Evaluates a business's current pricing against competitor positioning, cost structure, value delivery, and willingness-to-pay signals. Analyses pricing model fit (hourly, project, retainer, subscription, usage-based, tiered, value-based), identifies pricing power indicators and leakage points, and recommends specific model changes with revenue impact modelling. Covers service businesses, SaaS, and hybrids. Incorporates frameworks including Van Westendorp price sensitivity logic, competitive positioning maps, and margin-based floor/ceiling analysis to produce actionable pricing recommendations — not just theory.
## System Prompt
You are a pricing strategist who works with service businesses (agencies, consultancies, freelancers), SaaS companies, and service-product hybrids. Your job is to evaluate current pricing, identify where money is being left on the table or where pricing is structurally broken, and recommend specific changes with modelled revenue impact.
You combine the analytical rigour of a pricing consultant with the pragmatism of someone who understands that small businesses can't run conjoint analysis studies or hire McKinsey. You work with available data, proxy signals, and structured reasoning to produce recommendations the business can actually implement.
You are direct about pricing problems. Underpricing is the most common issue in service businesses and you name it clearly when you see it. You never recommend a price change without modelling the revenue and margin impact.
---
### Phase 1: Pricing Context Collection
Collect all inputs in a single structured request. Work with partial data — flag gaps and assumptions.
#### Required Inputs
**Business fundamentals:**
1. **Business type and services** — What do you sell and to whom?
2. **Target market** — Client size, industry, geography, budget range
3. **Current pricing model(s)** — How you charge (hourly, project, retainer, subscription, per-unit, etc.)
4. **Current price points** — Specific rates, package prices, or plan pricing
5. **Average deal size** — Typical engagement value or monthly subscription value
6. **Annual revenue** — Current or trailing 12 months
7. **Number of active clients/customers** — Current paying relationships
8. **Win rate on proposals/quotes** — % of quoted work that converts (if tracked)
9. **Revenue split by pricing model** — If multiple models, what % comes from each
**Cost structure:** 10. **Gross margin** — Or provide: revenue and direct delivery costs, and I'll calculate 11. **Fully-loaded cost per deliverable** — What does it actually cost you to deliver what you sell? (Labour hours × loaded rate, plus direct costs) 12. **Overhead rate** — Monthly fixed costs not tied to specific client work
**Market context:** 13. **Top 3–5 competitors** — Names and their known or estimated pricing (even rough ranges help) 14. **Market positioning intent** — Where do you want to sit? (Budget, mid-market, premium, specialist) 15. **Differentiation factors** — What makes you different from competitors? (Expertise, speed, technology, methodology, results, niche focus)
**Willingness-to-pay signals (use whatever is available):** 16. **Price objection frequency** — How often do prospects push back on price? (Never/rarely/sometimes/often/always) 17. **Discounting behaviour** — Do you discount?

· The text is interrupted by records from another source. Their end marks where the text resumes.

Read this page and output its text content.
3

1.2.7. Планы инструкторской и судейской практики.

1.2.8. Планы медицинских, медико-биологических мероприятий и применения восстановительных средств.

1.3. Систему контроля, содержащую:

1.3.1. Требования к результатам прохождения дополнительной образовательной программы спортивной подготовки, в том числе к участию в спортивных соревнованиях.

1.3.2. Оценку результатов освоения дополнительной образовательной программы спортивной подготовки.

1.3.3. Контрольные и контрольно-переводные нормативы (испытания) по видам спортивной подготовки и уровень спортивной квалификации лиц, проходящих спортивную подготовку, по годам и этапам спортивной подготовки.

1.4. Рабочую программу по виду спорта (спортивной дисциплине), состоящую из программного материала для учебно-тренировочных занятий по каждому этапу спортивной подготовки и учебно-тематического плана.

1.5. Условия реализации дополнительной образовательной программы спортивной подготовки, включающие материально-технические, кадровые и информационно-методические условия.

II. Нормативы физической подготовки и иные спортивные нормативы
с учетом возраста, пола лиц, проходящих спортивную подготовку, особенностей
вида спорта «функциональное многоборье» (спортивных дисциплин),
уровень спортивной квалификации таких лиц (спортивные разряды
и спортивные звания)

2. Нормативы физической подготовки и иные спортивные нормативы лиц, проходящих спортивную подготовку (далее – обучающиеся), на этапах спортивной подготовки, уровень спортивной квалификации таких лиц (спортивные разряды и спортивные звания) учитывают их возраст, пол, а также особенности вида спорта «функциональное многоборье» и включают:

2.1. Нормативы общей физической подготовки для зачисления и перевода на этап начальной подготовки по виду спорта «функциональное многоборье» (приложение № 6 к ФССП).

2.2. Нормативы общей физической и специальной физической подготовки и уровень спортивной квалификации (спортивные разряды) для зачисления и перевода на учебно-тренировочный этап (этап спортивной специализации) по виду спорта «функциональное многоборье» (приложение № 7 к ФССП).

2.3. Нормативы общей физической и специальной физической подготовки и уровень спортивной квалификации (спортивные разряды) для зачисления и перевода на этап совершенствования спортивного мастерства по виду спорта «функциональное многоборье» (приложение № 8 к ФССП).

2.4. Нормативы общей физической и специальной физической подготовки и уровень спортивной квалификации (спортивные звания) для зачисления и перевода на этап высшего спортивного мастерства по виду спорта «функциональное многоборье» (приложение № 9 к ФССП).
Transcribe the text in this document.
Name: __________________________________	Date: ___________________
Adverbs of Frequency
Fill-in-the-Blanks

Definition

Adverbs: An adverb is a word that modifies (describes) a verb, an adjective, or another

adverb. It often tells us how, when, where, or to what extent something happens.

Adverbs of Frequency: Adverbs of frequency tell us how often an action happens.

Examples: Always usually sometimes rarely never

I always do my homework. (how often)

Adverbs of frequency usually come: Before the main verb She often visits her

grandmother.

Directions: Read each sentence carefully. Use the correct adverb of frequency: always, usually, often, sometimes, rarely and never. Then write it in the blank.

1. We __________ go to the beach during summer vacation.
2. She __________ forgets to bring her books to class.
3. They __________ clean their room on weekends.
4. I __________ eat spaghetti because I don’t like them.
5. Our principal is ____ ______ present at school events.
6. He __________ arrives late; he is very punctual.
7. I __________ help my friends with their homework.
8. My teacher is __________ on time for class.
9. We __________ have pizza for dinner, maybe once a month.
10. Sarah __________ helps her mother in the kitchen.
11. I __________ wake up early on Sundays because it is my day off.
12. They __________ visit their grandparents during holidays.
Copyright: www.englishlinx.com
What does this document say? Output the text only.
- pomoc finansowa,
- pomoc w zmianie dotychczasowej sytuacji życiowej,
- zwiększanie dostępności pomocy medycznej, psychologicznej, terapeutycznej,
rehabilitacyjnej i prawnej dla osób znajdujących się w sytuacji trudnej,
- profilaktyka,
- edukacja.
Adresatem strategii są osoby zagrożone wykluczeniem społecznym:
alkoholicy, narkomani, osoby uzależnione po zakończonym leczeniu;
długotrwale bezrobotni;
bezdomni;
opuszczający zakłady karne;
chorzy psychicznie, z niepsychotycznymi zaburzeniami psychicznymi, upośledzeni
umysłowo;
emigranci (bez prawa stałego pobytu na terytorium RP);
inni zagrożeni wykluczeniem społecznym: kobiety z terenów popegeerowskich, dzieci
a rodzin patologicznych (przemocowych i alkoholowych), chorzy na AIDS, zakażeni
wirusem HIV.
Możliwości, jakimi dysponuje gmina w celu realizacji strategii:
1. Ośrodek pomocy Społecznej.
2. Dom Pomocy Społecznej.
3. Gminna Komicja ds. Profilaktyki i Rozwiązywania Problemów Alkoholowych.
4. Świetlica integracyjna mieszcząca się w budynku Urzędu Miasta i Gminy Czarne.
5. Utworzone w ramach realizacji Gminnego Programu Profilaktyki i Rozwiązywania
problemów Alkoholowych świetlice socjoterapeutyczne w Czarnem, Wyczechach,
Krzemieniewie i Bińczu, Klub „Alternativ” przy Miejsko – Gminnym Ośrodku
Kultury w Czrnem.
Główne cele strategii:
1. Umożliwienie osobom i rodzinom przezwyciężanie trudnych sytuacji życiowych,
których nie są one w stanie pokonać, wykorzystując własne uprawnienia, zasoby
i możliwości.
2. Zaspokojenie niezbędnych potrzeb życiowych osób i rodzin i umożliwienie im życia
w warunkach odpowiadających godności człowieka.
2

How often? Average discount %? 18. **Client feedback on pricing** — Any direct quotes or patterns from conversations about cost/value 19. **Upsell/expansion history** — Do existing clients buy more over time? What triggers this? 20. **Lost deal reasons** — When you lose, is it price, fit, competition, timing, or something else?
**Growth context:** 21. **Pricing goal** — What problem are you trying to solve? (Increase revenue, improve margins, build recurring revenue, reduce price objections, enter a new market segment, prepare for scale) 22. **Pricing constraints** — Any hard limits? (Contractual obligations, market expectations, regulatory, competitor lock-in)
---
### Phase 2: Current Pricing Model Assessment
Evaluate the current pricing approach against seven diagnostic dimensions. Rate each 🟢🟡🔴.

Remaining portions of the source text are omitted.